Posted by Beth Allen Granich at 9:44 PM 0 comments
Living in the House that God built............
Okay...so I have a story for you.....
Somewhere along the way, I seemed to have lost touch with God. As much as that hurts to say, I admit it. BUT I am doing something about it.
I haven't gone to my church in awhile.....and it showed in my life. So, I have been going to The Healing Place on Wednesday's and Sunday's.....and man.....it feels good. I have been going by myself, and I am OK with that. It relaxes me. This past Sunday was amazing.
Pastor Dino was talking about getting distracted from God. Some people may get distracted for a day, a week, a month.....years. I am one of those people. And.....I have had quite the rocky past few years.....and I understand now. So, Pastor Dino...has everyone's head bowed....and he begins to ask everyone who feels like they have been distracted from God to raise their hand.
I DO NOT RAISE MY HAND IN CHURCH......so I didn't.

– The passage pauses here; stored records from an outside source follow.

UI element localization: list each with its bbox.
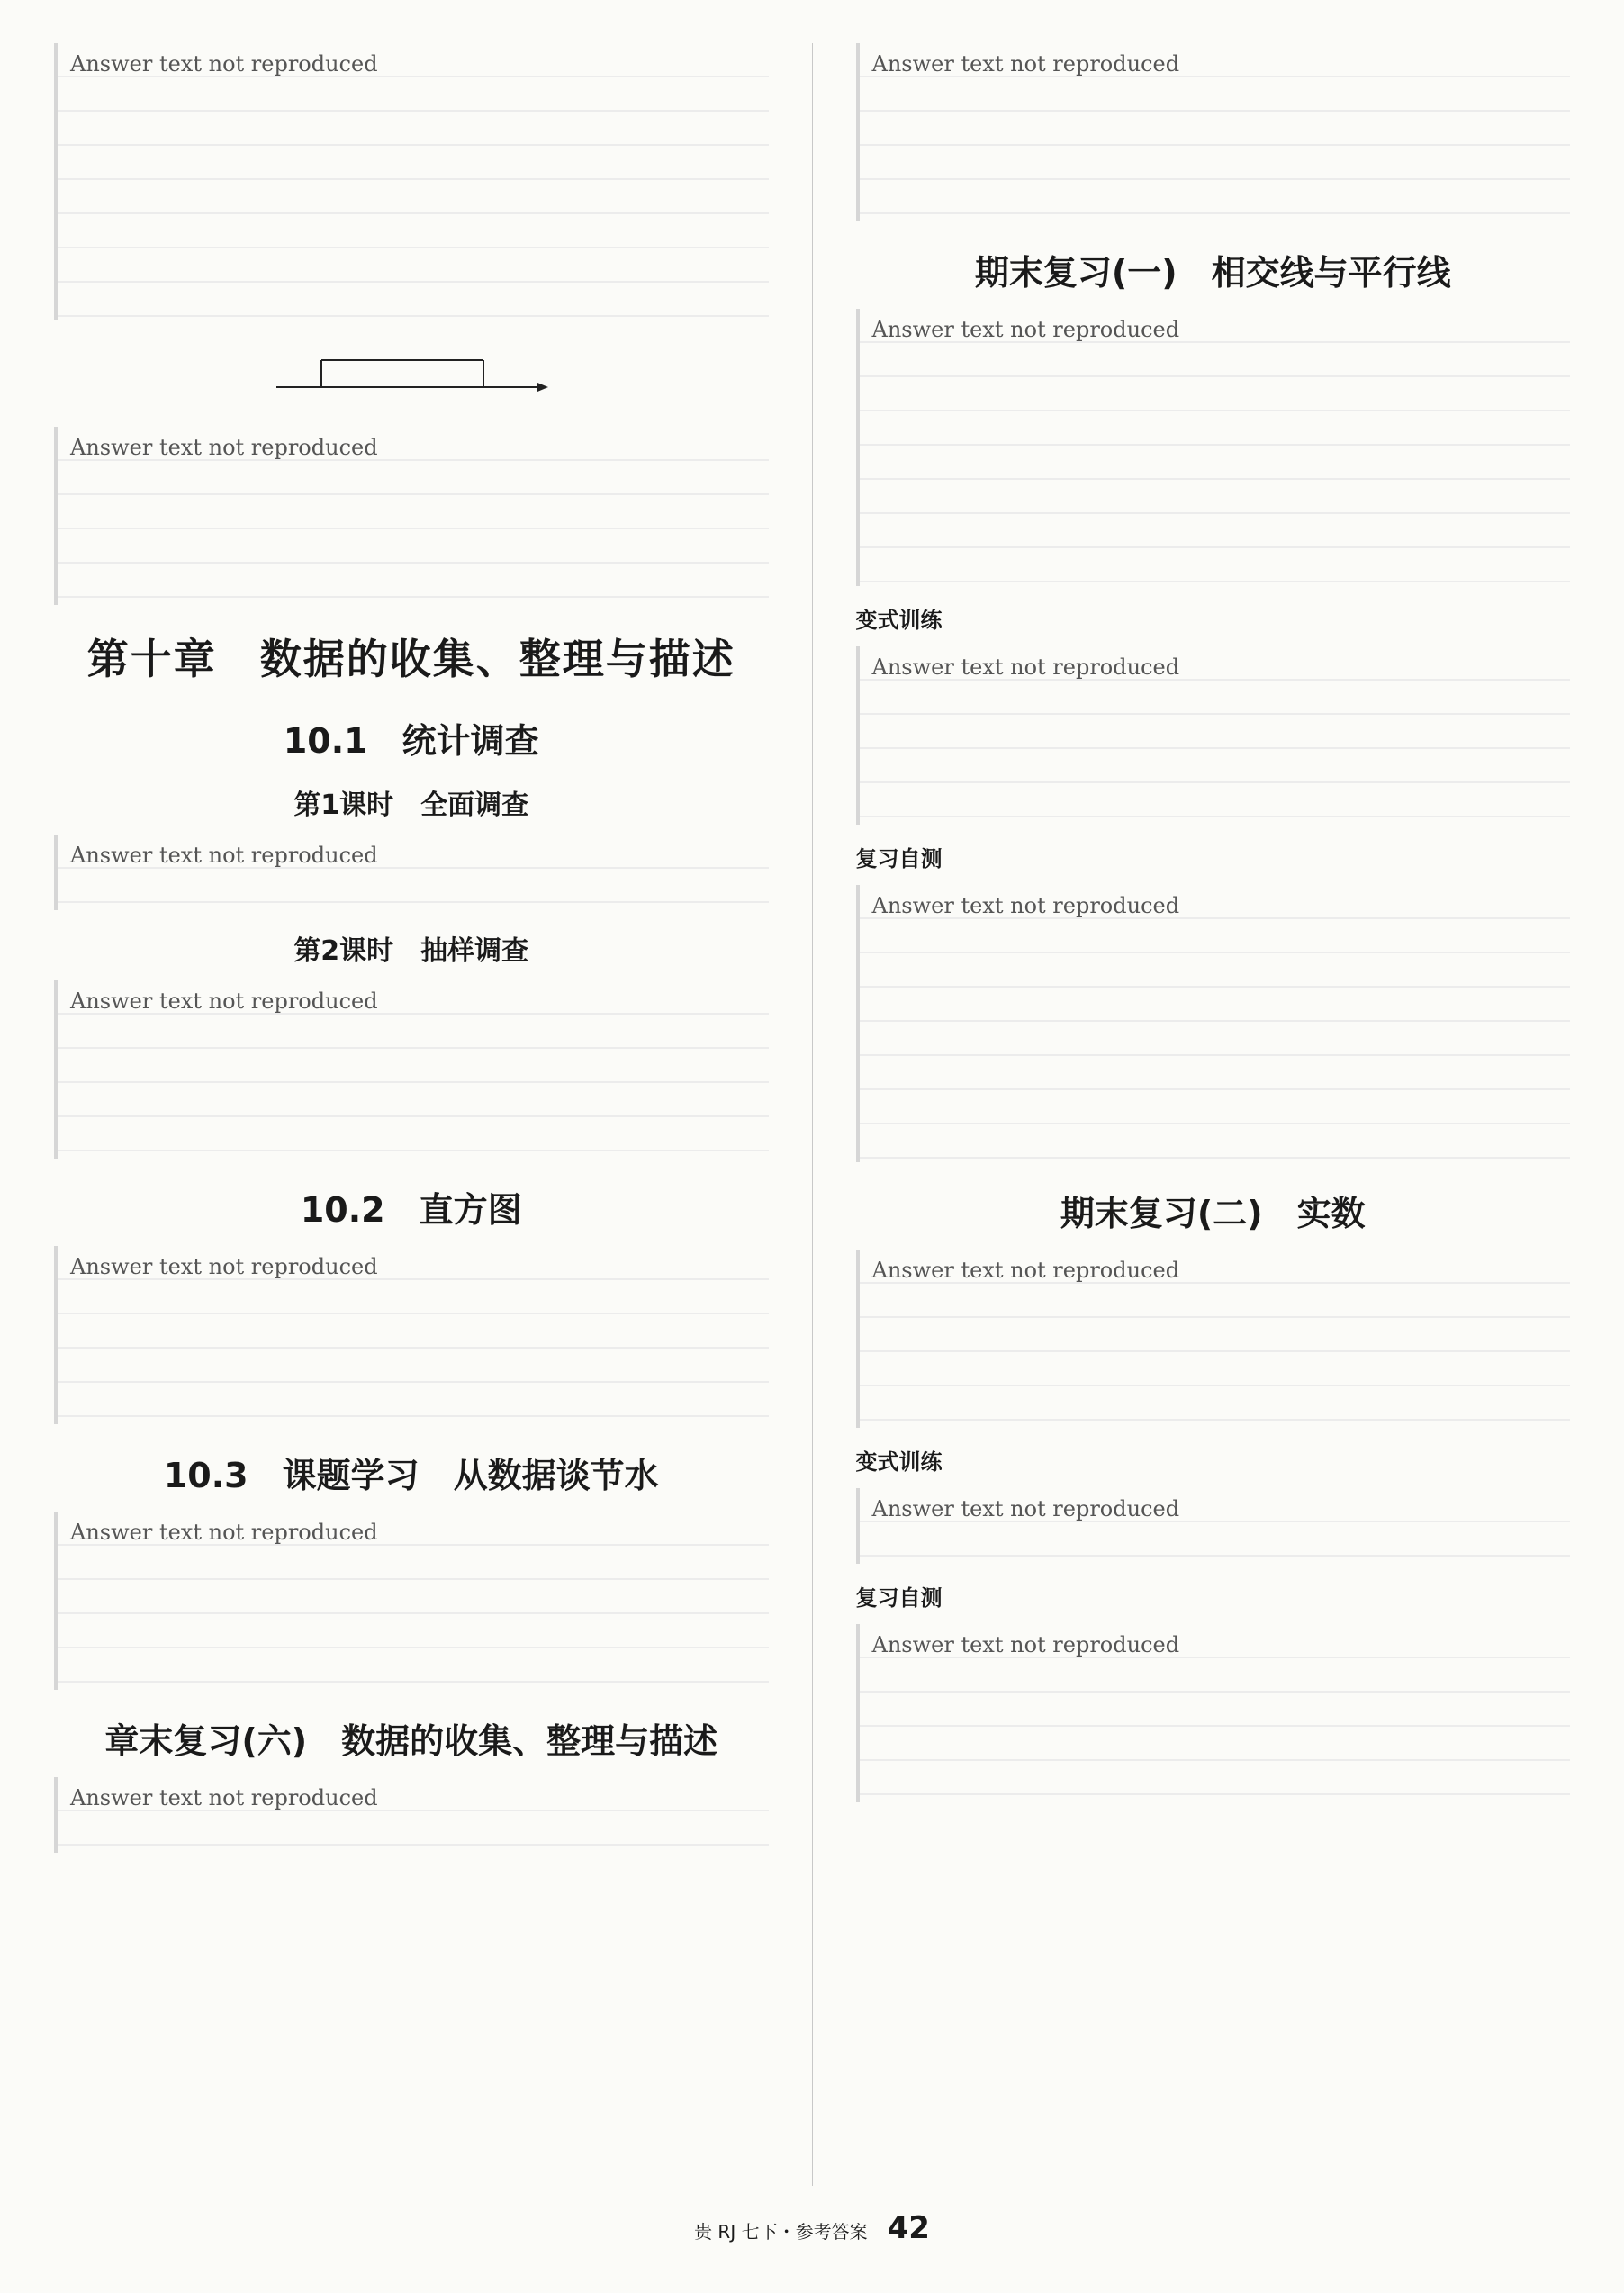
number-line-icon (267, 338, 555, 410)
page-footer (0, 2210, 1624, 2246)
variant-training-label-2: 变式训练 (855, 1449, 943, 1475)
column-divider (812, 43, 813, 2186)
variant-training-label-1: 变式训练 (855, 608, 943, 633)
right-column (856, 43, 1571, 2186)
chapter-review-title: 章末复习(六) 数据的收集、整理与描述 (104, 1721, 718, 1761)
self-test-answers-1: Answer text not reproduced (856, 885, 1571, 1162)
lesson-2-answers: Answer text not reproduced (54, 980, 769, 1159)
two-column-layout (54, 43, 1570, 2186)
chapter-title: 第十章 数据的收集、整理与描述 (86, 635, 735, 683)
lesson-title-2: 第2课时 抽样调查 (293, 935, 529, 967)
self-test-label-1: 复习自测 (855, 846, 943, 871)
final-review-2-title: 期末复习(二) 实数 (1060, 1194, 1366, 1233)
left-column (54, 43, 769, 2186)
final-review-1-title: 期末复习(一) 相交线与平行线 (974, 253, 1451, 293)
self-test-label-2: 复习自测 (855, 1585, 943, 1611)
variant-training-answers-1: Answer text not reproduced (856, 646, 1571, 825)
final-review-1-examples: Answer text not reproduced (856, 309, 1571, 586)
section-10-2-answers: Answer text not reproduced (54, 1246, 769, 1424)
lesson-title-1: 第1课时 全面调查 (293, 790, 529, 821)
previous-chapter-answers-cont: Answer text not reproduced (54, 427, 769, 605)
final-review-2-examples: Answer text not reproduced (856, 1250, 1571, 1428)
section-title-10-2: 10.2 直方图 (300, 1190, 522, 1230)
previous-chapter-answers: Answer text not reproduced (54, 43, 769, 320)
self-test-answers-2: Answer text not reproduced (856, 1624, 1571, 1802)
page-number: 42 (887, 2210, 930, 2246)
chapter-review-answers: Answer text not reproduced (54, 1777, 769, 1853)
lesson-1-answers: Answer text not reproduced (54, 835, 769, 910)
section-title-10-3: 10.3 课题学习 从数据谈节水 (163, 1456, 659, 1495)
section-title-10-1: 10.1 统计调查 (283, 721, 539, 761)
variant-training-answers-2: Answer text not reproduced (856, 1488, 1571, 1564)
number-line-figure (54, 333, 769, 414)
footer-label: 贵 RJ 七下・参考答案 (694, 2221, 868, 2243)
carryover-answers: Answer text not reproduced (856, 43, 1571, 221)
section-10-3-answers: Answer text not reproduced (54, 1512, 769, 1690)
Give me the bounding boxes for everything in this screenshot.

Something inside me knew it was the last time he was going to ask. And my hand FLEW up......I had no control over it.....it just flew up!!! It was amazing! Then....Pastor Dino asked for everyone who had raised their hand.....to come to the front....my worst nightmare! Yes....I know it's silly but I am deathly afraid of being in front of big groups of people. So....I get up out of my seat...and start working my way up towards the front of the church. My heart is racing at this point....my body keeps moving forward....I feel some resistance in me though...trying to get me to go back to my seat...but I kept moving forward. It was so powerful. Once I got there, there were people standing all around me.....receiving the same prayer that I was. About three quarters of the way through Pastor Dino's prayer.....I feel this massive hand on my back....trembling. And at that moment....I felt all my worry and doubt that I have been feeling leave my body.......this person was praying for me......really and truly....praying...I could feel it....could feel God working through this person I have never met....never even seen...my back was to him. Once the prayer was over.....I have never felt so refreshed in my life!!!!! I turned around....and there was a guy about my age, just looking at me. Kind of saying...."It's okay"......So he held out his hand, said his name was Michael.....
So.....thank you Michael for praying for me!!!!!!!